Throughout the months of August and September, the frequency of my seizures increased (likely due to the stress of being on the road and traveling. Just to be on the safe side, I contacted my neurologist and communicated what was happening and requested that I change back to the old medication that I had been taking for the years prior to April 2012. While the side effects of the medication were less than ideal, they were ultimately more effective at controlling my seizures. The control of the seizures was of paramount importance, especially with the amount of driving that I was doing on this project.
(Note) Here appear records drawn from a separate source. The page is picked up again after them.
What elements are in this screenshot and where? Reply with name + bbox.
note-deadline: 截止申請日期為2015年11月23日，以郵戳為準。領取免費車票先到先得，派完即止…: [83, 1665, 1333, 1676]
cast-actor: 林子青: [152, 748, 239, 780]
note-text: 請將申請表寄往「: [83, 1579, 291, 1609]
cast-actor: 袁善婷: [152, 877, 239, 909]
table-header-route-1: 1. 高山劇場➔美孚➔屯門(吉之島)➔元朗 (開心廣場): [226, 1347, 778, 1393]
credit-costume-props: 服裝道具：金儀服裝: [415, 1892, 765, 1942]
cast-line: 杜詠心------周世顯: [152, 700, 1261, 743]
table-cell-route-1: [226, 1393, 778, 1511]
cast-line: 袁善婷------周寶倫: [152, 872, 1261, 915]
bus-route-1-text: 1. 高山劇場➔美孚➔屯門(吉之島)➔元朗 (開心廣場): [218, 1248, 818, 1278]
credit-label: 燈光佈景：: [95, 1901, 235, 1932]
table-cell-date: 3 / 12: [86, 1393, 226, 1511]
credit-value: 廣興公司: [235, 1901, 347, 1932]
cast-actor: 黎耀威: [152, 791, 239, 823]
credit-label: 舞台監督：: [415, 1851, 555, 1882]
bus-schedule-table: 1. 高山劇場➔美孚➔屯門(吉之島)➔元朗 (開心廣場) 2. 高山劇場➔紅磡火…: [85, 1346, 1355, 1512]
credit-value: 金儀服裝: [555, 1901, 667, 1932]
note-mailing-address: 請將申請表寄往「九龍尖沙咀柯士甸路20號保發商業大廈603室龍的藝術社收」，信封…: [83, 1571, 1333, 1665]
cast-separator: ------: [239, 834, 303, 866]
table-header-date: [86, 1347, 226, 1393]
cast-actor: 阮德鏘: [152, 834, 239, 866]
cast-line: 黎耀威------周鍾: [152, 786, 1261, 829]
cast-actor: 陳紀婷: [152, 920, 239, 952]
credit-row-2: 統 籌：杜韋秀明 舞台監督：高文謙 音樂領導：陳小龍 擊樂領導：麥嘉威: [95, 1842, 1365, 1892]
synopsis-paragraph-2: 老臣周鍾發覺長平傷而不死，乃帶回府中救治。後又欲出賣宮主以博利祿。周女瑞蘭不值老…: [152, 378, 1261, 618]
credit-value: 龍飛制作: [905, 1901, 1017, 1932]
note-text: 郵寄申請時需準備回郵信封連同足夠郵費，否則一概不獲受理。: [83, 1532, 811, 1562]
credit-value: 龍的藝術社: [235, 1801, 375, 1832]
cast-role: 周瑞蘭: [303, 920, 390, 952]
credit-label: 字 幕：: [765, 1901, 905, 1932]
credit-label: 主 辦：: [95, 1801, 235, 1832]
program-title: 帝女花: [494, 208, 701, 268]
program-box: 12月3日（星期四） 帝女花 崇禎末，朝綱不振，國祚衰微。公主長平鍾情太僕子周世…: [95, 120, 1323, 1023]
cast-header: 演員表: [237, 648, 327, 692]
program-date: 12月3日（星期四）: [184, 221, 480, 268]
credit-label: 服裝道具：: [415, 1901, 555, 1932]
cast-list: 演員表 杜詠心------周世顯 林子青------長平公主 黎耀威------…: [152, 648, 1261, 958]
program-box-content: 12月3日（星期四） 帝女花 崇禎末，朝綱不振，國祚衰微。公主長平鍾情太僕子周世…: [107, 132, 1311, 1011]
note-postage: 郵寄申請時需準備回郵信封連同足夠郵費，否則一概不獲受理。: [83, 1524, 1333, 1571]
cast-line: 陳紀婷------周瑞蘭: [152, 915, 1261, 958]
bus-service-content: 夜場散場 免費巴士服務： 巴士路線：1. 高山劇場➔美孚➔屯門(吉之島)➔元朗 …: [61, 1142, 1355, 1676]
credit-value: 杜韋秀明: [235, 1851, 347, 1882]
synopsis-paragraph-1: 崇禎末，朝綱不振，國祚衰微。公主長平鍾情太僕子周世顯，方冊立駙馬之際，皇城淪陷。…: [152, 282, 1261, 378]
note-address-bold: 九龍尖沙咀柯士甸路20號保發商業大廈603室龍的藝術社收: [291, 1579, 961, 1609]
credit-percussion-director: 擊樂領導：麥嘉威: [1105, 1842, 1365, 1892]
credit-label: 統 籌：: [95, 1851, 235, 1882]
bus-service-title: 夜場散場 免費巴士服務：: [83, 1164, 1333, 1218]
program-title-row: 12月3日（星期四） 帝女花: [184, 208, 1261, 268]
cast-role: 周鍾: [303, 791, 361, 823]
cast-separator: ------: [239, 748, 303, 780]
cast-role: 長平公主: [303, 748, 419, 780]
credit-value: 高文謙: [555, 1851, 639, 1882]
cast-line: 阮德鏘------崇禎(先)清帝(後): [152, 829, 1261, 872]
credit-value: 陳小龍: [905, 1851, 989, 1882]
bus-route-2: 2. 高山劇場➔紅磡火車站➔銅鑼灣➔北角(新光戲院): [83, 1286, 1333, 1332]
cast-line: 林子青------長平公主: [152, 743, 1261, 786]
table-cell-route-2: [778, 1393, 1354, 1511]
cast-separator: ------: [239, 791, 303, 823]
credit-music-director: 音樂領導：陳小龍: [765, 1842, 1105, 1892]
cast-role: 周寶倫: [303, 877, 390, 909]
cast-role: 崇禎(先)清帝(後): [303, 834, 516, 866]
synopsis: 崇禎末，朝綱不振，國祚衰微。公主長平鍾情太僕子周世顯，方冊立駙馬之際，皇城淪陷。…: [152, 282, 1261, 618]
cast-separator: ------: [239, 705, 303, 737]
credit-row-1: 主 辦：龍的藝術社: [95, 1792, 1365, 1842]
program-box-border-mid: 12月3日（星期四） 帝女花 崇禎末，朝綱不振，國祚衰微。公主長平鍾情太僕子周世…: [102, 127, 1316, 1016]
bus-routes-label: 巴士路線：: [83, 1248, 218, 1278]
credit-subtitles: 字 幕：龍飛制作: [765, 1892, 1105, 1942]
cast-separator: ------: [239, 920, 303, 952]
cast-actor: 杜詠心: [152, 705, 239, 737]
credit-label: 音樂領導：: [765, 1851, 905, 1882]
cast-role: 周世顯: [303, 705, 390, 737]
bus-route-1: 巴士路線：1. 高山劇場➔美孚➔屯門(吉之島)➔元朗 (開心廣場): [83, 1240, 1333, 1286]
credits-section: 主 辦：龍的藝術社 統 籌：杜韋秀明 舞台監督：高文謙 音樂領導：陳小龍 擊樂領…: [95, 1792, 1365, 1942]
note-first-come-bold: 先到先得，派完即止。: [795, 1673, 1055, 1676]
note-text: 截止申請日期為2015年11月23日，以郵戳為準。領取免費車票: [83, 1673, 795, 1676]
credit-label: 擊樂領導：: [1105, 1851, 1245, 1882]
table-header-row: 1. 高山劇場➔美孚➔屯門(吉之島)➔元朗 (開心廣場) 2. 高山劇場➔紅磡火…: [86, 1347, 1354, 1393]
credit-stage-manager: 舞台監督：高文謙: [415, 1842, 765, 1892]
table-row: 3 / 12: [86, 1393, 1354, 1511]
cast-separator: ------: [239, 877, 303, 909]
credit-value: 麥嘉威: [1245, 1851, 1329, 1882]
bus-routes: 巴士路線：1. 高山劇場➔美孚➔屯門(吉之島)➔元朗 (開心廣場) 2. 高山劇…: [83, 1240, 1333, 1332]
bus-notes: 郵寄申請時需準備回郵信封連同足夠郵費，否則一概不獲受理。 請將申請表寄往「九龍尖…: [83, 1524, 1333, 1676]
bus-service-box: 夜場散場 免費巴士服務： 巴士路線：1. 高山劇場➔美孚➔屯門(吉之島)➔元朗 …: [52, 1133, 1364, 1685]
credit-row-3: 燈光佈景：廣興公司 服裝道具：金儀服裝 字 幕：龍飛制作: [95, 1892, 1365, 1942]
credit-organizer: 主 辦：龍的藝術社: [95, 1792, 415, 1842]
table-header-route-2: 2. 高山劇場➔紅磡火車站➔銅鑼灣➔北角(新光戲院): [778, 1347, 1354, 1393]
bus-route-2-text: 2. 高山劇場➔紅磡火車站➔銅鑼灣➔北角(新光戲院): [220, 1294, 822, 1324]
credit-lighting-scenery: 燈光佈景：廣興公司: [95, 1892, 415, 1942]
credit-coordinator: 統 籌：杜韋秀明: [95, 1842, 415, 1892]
I began making the transition from one medication to the other approximately a week before my vacation to Utah. The trip began in Denver where I met with one of my best friends for a couple of days before heading into the high desert of Utah. During this first night and periodically throughout the trip – just like the prior couple of months – I had multiple small seizures. Nothing debilitating…but they were taking place. I just kept ignoring them.
Finally, upon our return trip home – and after the burgers, fries and milkshake at a roadside stand in Utah, we set out on the long drive back to Denver. In the passenger seat, I passed out and nodded off to sleep. The next thing I knew, I woke up in the neurological intensive care unit of the Lutheran Medical Center in Wheat Ridge, CO. I had been unconscious for almost two days.
Needless to say, this series of events is the derailment that I previously referred to at the beginning of this extraordinarily long post. After a week in ICU, I returned back home to recover with family in Ohio. I was unable to return to Austin to continue working on the project I had been working on. I was unable to drive for 3-6 months as a result of the intense seizures I suffered from.
Initially, my employer appeared as though they were going to work with me on this with regard to reassignment to a new position, but without getting into any more detail, the long and short of it is that my employment with them was terminated in January 2014. Luckily, several weeks before the termination of my employment, a new job just “fell into my lap.” It was remarkable.
This new job is truly a blessing and at the moment, I am currently getting back on track with my life, my writing, my goals and doing everything in my power to achieve them. Taking the time like this to sit back and reflect upon them couldn’t have come at a better time. Being a part of the Dreamers and Builders community really got me though some tough times during the past 6 months.
Thank you for taking the time to read my post and be a part of my story. I wouldn’t be where I am today if it wasn’t for many of you out there in this community. Thank you for helping me find inspiration during the hard times. Thank you for helping me stay motivated when it was incredibly challenging to do so. I will be forever grateful.